A former neighbor in his Rose Park neighborhood testified Wednesday that the Kruger household was chaotic and his parents fought loudly and often before splitting when Kruger's mother developed cancer and died in 1996.

Four children, with Kruger the oldest at 14, were left alone in the house, according to the neighbor, abandoned by their father after he met another woman.

Vickie Gregory, a psychologist who evaluated Kruger, said he was homeless and living on the streets for some months before eventually being allowed to live in a tent in his father's backyard. He was allowed to come inside the house when his stepmother was not there, Gregory said.

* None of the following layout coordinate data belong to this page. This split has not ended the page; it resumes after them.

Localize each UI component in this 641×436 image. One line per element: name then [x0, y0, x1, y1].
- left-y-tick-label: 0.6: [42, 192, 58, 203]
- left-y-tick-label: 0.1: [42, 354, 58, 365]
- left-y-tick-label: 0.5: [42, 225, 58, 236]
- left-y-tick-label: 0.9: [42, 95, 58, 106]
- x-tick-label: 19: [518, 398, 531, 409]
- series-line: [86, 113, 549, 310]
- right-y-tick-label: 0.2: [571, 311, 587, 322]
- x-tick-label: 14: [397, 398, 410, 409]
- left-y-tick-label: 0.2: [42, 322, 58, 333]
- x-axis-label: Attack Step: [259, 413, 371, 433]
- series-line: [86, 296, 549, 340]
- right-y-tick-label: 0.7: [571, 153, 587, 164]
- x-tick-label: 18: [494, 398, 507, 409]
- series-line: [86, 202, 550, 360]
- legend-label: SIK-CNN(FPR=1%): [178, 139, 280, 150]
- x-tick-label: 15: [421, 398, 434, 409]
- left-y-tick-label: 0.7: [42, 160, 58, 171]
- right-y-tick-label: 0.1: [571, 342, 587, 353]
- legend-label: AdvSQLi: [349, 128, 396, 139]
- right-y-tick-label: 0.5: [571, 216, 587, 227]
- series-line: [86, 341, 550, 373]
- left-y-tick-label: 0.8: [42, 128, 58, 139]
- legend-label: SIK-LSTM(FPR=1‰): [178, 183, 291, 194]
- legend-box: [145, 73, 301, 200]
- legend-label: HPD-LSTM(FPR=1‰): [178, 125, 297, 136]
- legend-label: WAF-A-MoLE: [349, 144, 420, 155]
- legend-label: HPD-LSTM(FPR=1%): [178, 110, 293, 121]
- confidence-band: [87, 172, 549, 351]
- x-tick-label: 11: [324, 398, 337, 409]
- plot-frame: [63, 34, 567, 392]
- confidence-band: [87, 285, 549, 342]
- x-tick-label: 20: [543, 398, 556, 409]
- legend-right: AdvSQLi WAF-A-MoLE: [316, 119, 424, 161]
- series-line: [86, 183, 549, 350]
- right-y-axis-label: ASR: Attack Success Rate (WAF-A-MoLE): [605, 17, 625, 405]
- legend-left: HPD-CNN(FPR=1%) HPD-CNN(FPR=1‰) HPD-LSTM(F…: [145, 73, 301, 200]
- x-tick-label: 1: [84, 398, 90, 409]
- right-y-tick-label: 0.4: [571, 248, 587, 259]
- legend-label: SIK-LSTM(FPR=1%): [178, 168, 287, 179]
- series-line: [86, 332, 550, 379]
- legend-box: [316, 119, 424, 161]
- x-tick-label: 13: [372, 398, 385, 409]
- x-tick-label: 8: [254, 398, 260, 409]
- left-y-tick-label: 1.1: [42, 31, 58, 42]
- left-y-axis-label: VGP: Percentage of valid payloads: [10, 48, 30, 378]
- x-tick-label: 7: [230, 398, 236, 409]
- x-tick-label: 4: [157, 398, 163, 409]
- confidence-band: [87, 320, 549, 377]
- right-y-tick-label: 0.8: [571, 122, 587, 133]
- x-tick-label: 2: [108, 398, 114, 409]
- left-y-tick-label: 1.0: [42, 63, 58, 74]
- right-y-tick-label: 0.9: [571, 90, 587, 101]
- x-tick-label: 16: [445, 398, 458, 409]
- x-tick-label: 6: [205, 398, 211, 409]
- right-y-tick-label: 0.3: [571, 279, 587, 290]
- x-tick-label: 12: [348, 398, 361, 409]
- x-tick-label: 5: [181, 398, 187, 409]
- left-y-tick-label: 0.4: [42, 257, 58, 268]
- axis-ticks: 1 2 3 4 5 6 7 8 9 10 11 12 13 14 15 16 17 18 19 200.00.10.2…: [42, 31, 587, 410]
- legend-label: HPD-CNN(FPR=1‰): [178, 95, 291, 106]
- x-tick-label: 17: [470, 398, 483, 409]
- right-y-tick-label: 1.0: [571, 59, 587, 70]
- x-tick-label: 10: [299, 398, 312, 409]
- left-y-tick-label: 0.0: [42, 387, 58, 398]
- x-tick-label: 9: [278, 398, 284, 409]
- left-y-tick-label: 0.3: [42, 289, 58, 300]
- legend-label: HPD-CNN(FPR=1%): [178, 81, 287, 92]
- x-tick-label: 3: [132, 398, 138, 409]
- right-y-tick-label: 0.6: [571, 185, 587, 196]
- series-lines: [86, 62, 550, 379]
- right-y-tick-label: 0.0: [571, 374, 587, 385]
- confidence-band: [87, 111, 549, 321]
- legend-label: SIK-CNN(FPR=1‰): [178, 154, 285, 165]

She said Kruger showed signs of physical abuse and also demonstrated signs of alcoholism and some drug use. The abuse left Kruger with some physical impairment, including poor coordination in his right hand, Gregory testified.

In his closing statement to the 3rd District Court jury, Scowcroft argued Kruger is not guilty of murder because he had no intent to shoot Gomez Vasquez. He did point the gun at him, Scowcroft said, but prosecutors presented no evidence that Kruger intended to rob the man.

Scowcroft earlier in the trial tried to have the lesser offense of manslaughter, a second-degree felony, included in the charge, a motion denied by Judge Leslie A. Lewis.

Lewis set sentencing for Kruger, who faces five years to life in prison, for June 24.